Both plasma methylated SEPT9 and urinary N¹, N¹²-diacetylspermine (DiAcSpm) showed strong and complementary results for diagnosing colorectal cancer (CRC). The detection rates were close: mSEPT9 detected 73.2% of CRC cases, while DiAcSpm detected 72.5%, both well above chance (Figure 3A). There were a few false positives among patients with colorectal polyps and almost none in non-malignant controls, showing that the tests are highly specific. Table 3 shows there is a significant difference in positive detection rates between the two biomarkers (p < 0.05).
Across different cancer stages, both biomarkers were more likely to be positive as the tumor progressed. mSEPT9 positivity increased from 34.3% in stage I to 94.7% in stage IV, suggesting greater epigenetic changes.
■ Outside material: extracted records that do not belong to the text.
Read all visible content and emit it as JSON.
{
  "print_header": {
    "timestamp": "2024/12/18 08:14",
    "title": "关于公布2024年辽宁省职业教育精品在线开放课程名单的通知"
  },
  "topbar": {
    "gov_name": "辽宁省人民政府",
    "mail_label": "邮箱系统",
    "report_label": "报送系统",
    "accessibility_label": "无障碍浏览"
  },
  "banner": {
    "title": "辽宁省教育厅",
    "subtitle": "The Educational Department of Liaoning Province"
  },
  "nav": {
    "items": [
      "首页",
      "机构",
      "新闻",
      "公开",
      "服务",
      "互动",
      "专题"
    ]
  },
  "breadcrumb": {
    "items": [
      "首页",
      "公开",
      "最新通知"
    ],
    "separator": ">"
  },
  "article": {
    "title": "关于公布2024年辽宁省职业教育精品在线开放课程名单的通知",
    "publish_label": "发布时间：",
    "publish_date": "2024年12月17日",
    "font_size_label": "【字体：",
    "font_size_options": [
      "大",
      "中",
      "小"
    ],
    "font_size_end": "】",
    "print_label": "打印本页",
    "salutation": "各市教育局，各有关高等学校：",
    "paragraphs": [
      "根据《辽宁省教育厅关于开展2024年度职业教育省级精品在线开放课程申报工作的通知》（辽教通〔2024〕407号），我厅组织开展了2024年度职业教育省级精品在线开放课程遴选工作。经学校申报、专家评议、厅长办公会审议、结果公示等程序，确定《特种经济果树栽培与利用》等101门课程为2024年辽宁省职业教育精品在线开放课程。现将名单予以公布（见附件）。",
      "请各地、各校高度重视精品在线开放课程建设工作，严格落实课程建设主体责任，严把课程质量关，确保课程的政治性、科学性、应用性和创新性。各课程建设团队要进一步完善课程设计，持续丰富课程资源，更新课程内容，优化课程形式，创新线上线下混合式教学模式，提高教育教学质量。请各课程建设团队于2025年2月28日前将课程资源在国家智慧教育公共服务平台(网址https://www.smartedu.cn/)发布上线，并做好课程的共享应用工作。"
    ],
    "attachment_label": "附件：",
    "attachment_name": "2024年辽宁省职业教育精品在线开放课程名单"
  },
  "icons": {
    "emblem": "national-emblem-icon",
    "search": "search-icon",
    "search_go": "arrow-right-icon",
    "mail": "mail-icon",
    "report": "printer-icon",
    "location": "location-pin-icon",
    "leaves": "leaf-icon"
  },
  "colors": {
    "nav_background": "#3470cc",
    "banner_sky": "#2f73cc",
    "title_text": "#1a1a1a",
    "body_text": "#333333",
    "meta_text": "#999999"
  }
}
Urinary DiAcSpm also increased, from 60.0% in stage I to 84.2% in stage IV (Figure 3B), which suggests polyamine activity previously reported to be associated with hypoxia.Looking at how deeply the tumor invaded (Figure 3C), mSEPT9 positivity rose from 31.0% in pT2 to 86.7% in pT4, and DiAcSpm rose from 58.6% to 86.7%. All six pT1 tumors tested positive for DiAcSpm, suggesting it may be sensitive to early metabolic changes, though the sample size is small. Nodal status (Figure 3D) showed that both biomarkers had nearly identical detection rates across all stages, indicating they are similarly effective. Using both markers together improves overall diagnostic accuracy.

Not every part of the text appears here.